In fact, in general, the advertising market in Spain will close this year with bad news. E Marketer estimates not only indicate that Spain is going to reduce investment in advertising above the general average, but that it will also lead the falls. Globally, the advertising market is expected to fall 4.5% this year. Spain will do it at 14% . The European countries that follow are Italy (-13.3%) and France (-11.8%). In general, no country will escape the crisis. Only China will close 2020 with growth in the advertising market and it will do so by the minimum (+ 0.3%). For traditional media, the year has been complex.

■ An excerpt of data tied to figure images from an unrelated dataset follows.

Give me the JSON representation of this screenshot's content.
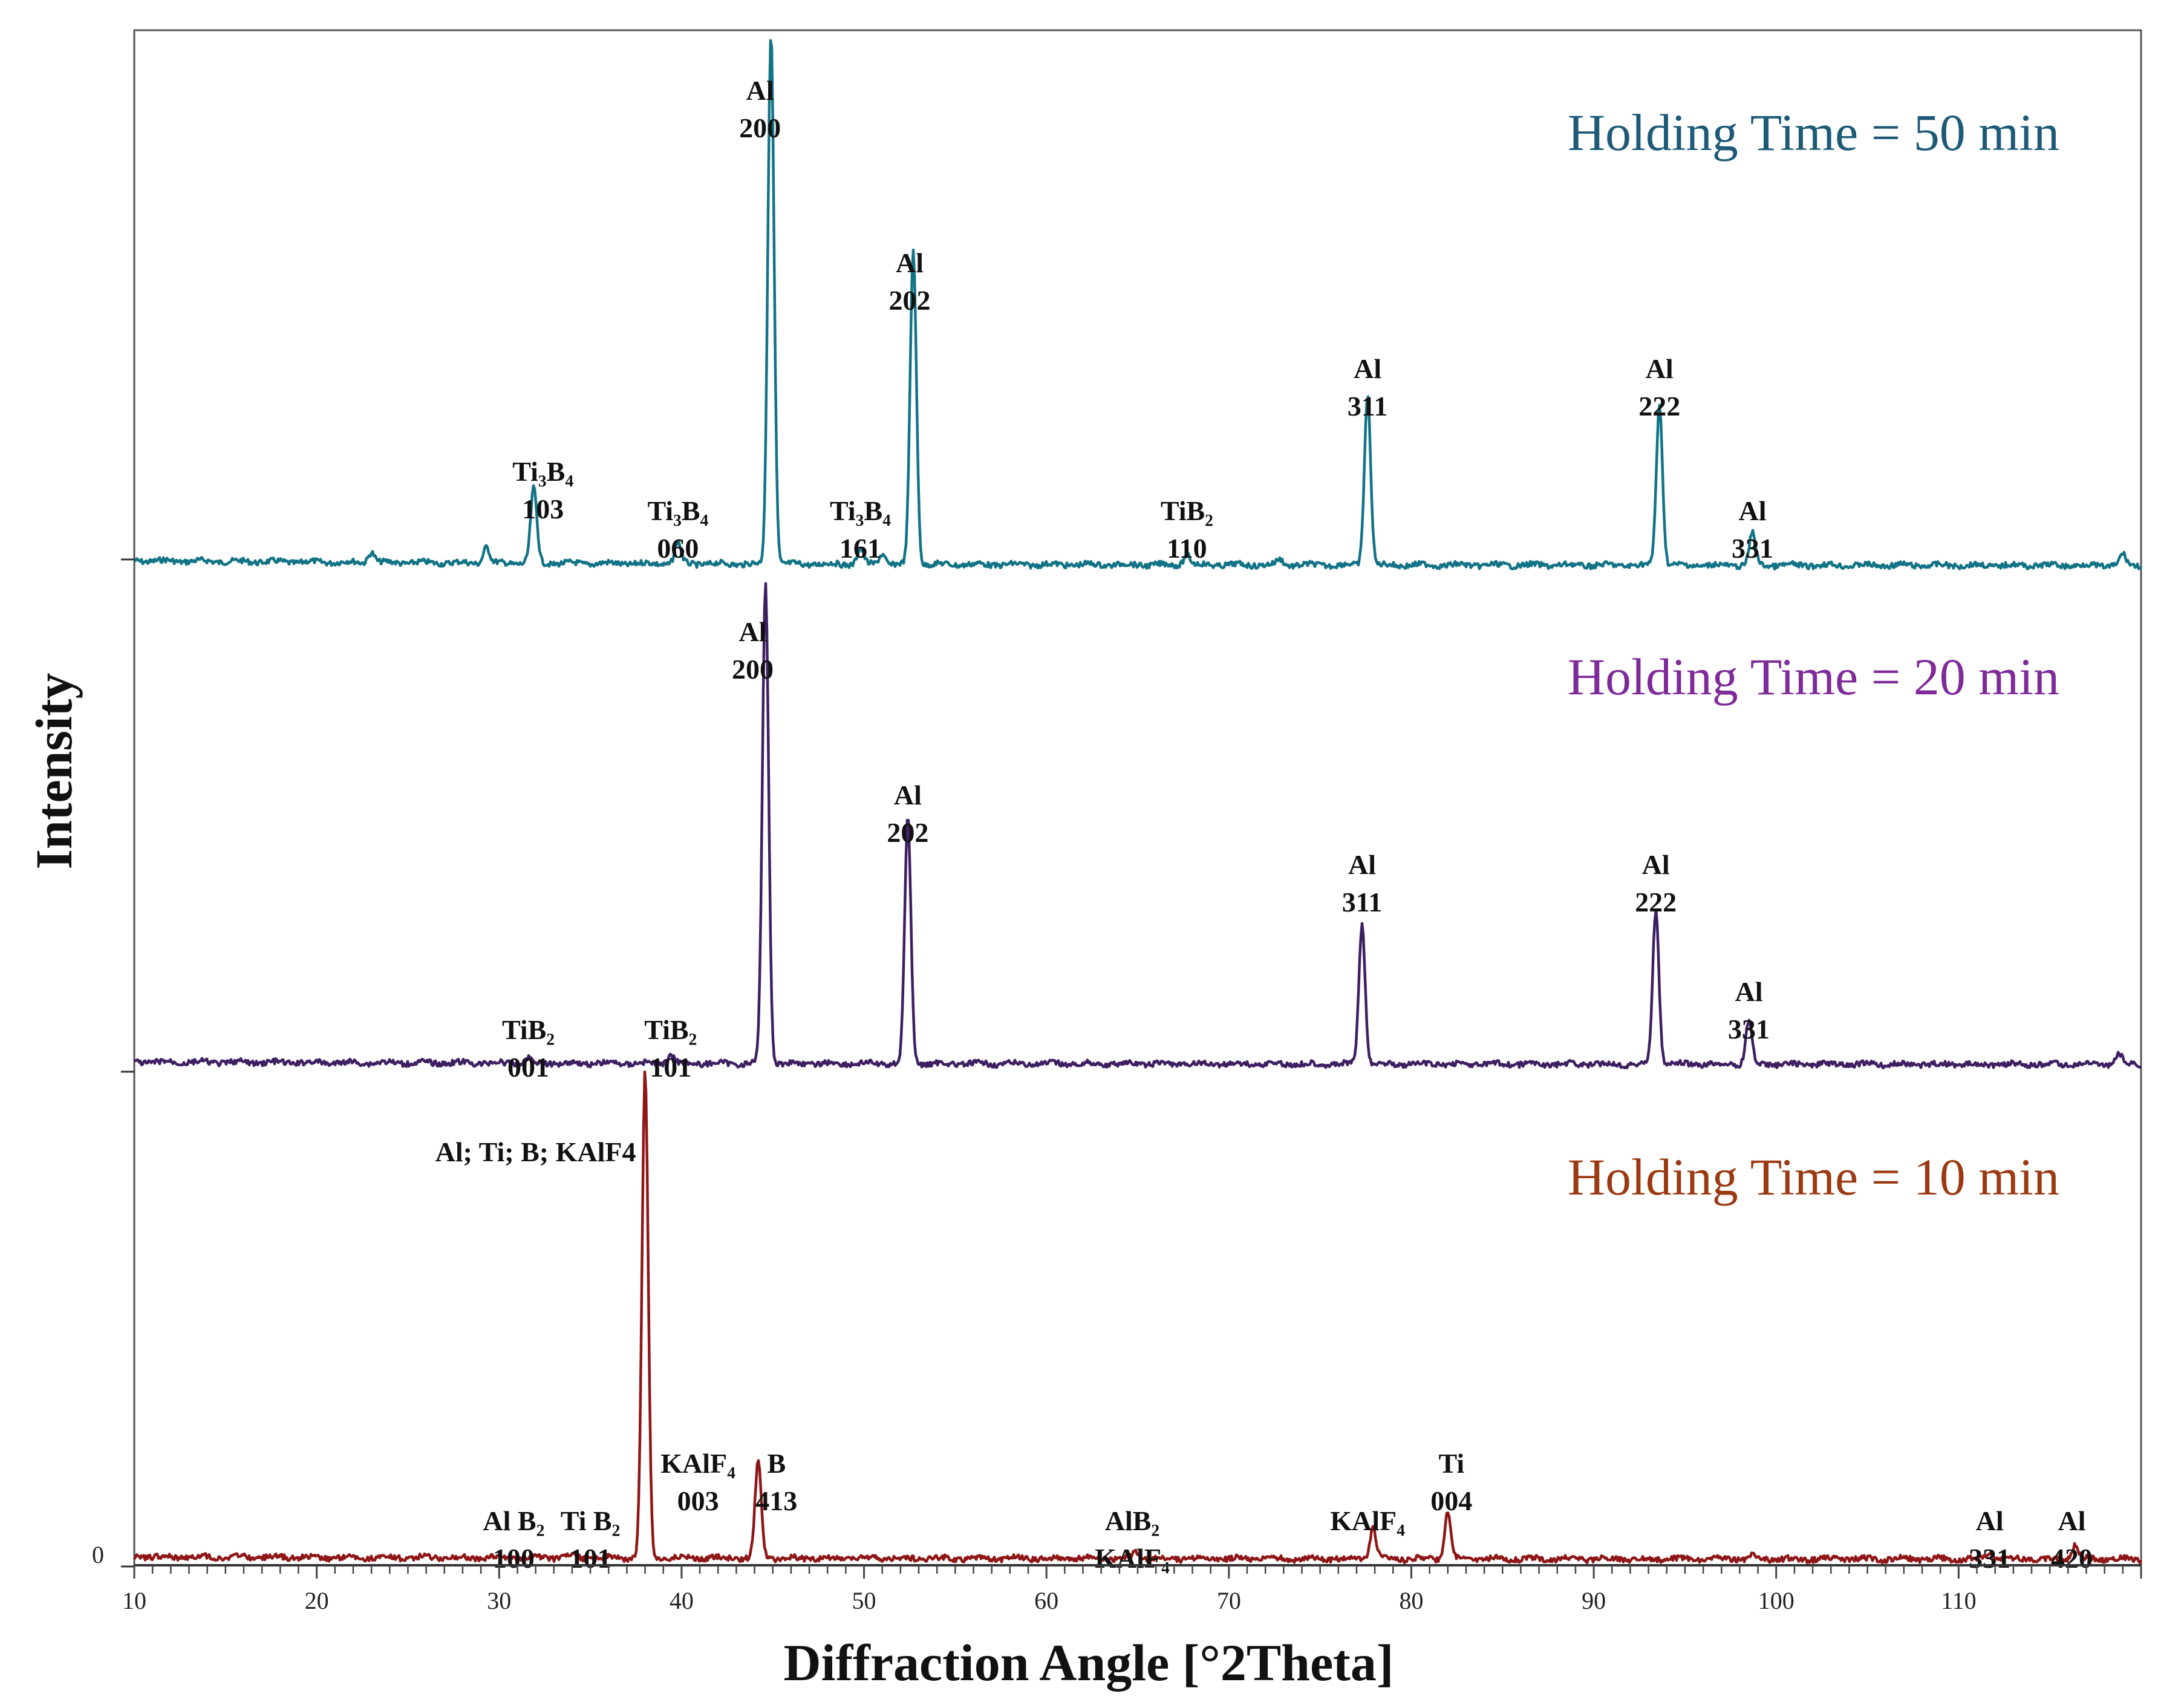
{
  "chart_data": {
    "type": "line",
    "xlabel": "Diffraction Angle [°2Theta]",
    "ylabel": "Intensity",
    "xlim": [
      10,
      120
    ],
    "xticks": [
      10,
      20,
      30,
      40,
      50,
      60,
      70,
      80,
      90,
      100,
      110
    ],
    "yticks": [
      "0"
    ],
    "colors": {
      "p50": "#127386",
      "p20": "#3e1f62",
      "p10": "#8f1616",
      "title50": "#1d5a78",
      "title20": "#7e2a99",
      "title10": "#9b3a12"
    },
    "panels": [
      {
        "id": "p50",
        "title": "Holding Time = 50 min",
        "peaks": [
          {
            "x": 23,
            "h": 0.02
          },
          {
            "x": 29.3,
            "h": 0.03
          },
          {
            "x": 31.9,
            "h": 0.14
          },
          {
            "x": 39.8,
            "h": 0.04
          },
          {
            "x": 44.9,
            "h": 1.0
          },
          {
            "x": 49.8,
            "h": 0.03
          },
          {
            "x": 51.0,
            "h": 0.02
          },
          {
            "x": 52.7,
            "h": 0.59
          },
          {
            "x": 67.7,
            "h": 0.02
          },
          {
            "x": 72.8,
            "h": 0.01
          },
          {
            "x": 77.6,
            "h": 0.32
          },
          {
            "x": 93.6,
            "h": 0.3
          },
          {
            "x": 98.7,
            "h": 0.06
          },
          {
            "x": 119.0,
            "h": 0.02
          }
        ],
        "labels": [
          {
            "x": 32.4,
            "tier": 1,
            "lines": [
              "Ti₃B₄",
              "103"
            ]
          },
          {
            "x": 39.8,
            "tier": 0,
            "lines": [
              "Ti₃B₄",
              "060"
            ]
          },
          {
            "x": 44.3,
            "tier": 4,
            "lines": [
              "Al",
              "200"
            ]
          },
          {
            "x": 49.8,
            "tier": 0,
            "lines": [
              "Ti₃B₄",
              "161"
            ]
          },
          {
            "x": 52.5,
            "tier": 3,
            "lines": [
              "Al",
              "202"
            ]
          },
          {
            "x": 67.7,
            "tier": 0,
            "lines": [
              "TiB₂",
              "110"
            ]
          },
          {
            "x": 77.6,
            "tier": 2,
            "lines": [
              "Al",
              "311"
            ]
          },
          {
            "x": 93.6,
            "tier": 2,
            "lines": [
              "Al",
              "222"
            ]
          },
          {
            "x": 98.7,
            "tier": 0,
            "lines": [
              "Al",
              "331"
            ]
          }
        ]
      },
      {
        "id": "p20",
        "title": "Holding Time = 20 min",
        "peaks": [
          {
            "x": 31.6,
            "h": 0.01
          },
          {
            "x": 39.4,
            "h": 0.02
          },
          {
            "x": 44.6,
            "h": 1.0
          },
          {
            "x": 52.4,
            "h": 0.51
          },
          {
            "x": 77.3,
            "h": 0.29
          },
          {
            "x": 93.4,
            "h": 0.32
          },
          {
            "x": 98.5,
            "h": 0.09
          },
          {
            "x": 118.8,
            "h": 0.02
          }
        ],
        "labels": [
          {
            "x": 31.6,
            "tier": 0,
            "lines": [
              "TiB₂",
              "001"
            ]
          },
          {
            "x": 39.4,
            "tier": 0,
            "lines": [
              "TiB₂",
              "101"
            ]
          },
          {
            "x": 43.9,
            "tier": 4,
            "lines": [
              "Al",
              "200"
            ]
          },
          {
            "x": 52.4,
            "tier": 3,
            "lines": [
              "Al",
              "202"
            ]
          },
          {
            "x": 77.3,
            "tier": 2,
            "lines": [
              "Al",
              "311"
            ]
          },
          {
            "x": 93.4,
            "tier": 2,
            "lines": [
              "Al",
              "222"
            ]
          },
          {
            "x": 98.5,
            "tier": 1,
            "lines": [
              "Al",
              "331"
            ]
          }
        ]
      },
      {
        "id": "p10",
        "title": "Holding Time = 10 min",
        "peaks": [
          {
            "x": 33.9,
            "h": 0.005
          },
          {
            "x": 38.0,
            "h": 1.0
          },
          {
            "x": 44.2,
            "h": 0.2
          },
          {
            "x": 64.9,
            "h": 0.015
          },
          {
            "x": 77.9,
            "h": 0.065
          },
          {
            "x": 82.0,
            "h": 0.1
          },
          {
            "x": 98.7,
            "h": 0.005
          },
          {
            "x": 111.7,
            "h": 0.015
          },
          {
            "x": 116.4,
            "h": 0.03
          }
        ],
        "labels": [
          {
            "x": 30.8,
            "tier": 0,
            "lines": [
              "Al B₂",
              "100"
            ]
          },
          {
            "x": 35.0,
            "tier": 0,
            "lines": [
              "Ti B₂",
              "101"
            ]
          },
          {
            "x": 40.9,
            "tier": 1,
            "lines": [
              "KAlF₄",
              "003"
            ]
          },
          {
            "x": 45.2,
            "tier": 1,
            "lines": [
              "B",
              "413"
            ]
          },
          {
            "x": 64.7,
            "tier": 0,
            "lines": [
              "AlB₂",
              "KAlF₄"
            ]
          },
          {
            "x": 77.6,
            "tier": 0,
            "lines": [
              "KAlF₄"
            ]
          },
          {
            "x": 82.2,
            "tier": 1,
            "lines": [
              "Ti",
              "004"
            ]
          },
          {
            "x": 111.7,
            "tier": 0,
            "lines": [
              "Al",
              "331"
            ]
          },
          {
            "x": 116.2,
            "tier": 0,
            "lines": [
              "Al",
              "420"
            ]
          },
          {
            "x": 32.0,
            "tier": 9,
            "lines": [
              "Al; Ti; B; KAlF4"
            ]
          }
        ]
      }
    ]
  }
}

Television has been dragged into the paradox of having its best historical audience data, but not being able to monetize that content. March showed audiences never seen , but in the middle of a scare of advertisers. Sitting down to watch an hour of the morning programs, which had captured an audience that wanted to know more about the disease, proved it: they were not going to a commercial break. When a bit of normalcy returned to the advertising market in the summer, televisions had begun to lose steam in audiences . And, therefore, despite positive accumulated audience data for the year (when until then it had faced a drain on viewers due to changes in the content access model), televisions are going to close the year with notable losses . The data that we already have right now is brutal.

Televisions have lost about half of their income. The latest data is from the second quarter of 2020, which runs from April to June and which is just published by the National Markets and Competition Commission (CNMC). They are also those of the hardest moment of the coronavirus pandemic, when the population was confined or in the so-called New Normal. I was watching TV a lot, but it was a broadcast with few commercials. 45% less revenue During those three months, Spanish television channels closed with advertising revenues of 318 million euros. The figure is very low: it is 45% less than the amount that closed in the same period of 2019. In the same period of the previous year, the total for advertising made by the different television networks was 474.8 million euros.

In the preceding quarter, the first of the year, the data was at 392.4 million euros. In addition, of this advertising cake, the distribution has been very clear: according to the CNMC data, the two large groups (Mediaset and Atresmedia) took 80% of the advertising revenue. Atresmedia was left with 43.2% of the revenues for the second quarter, 112.2 million euros, and Mediaset with 37.3%, 97.1 million euros. This occurred despite the fact that, according to CNMC data, which is very much in line with what other analysts had already pointed out, average television consumption grew by 15 more minutes per viewer / day and 39 minutes compared to the second quarter of 2019. In total, TV was watched 246 minutes per person per day, 4 hours and 6 minutes.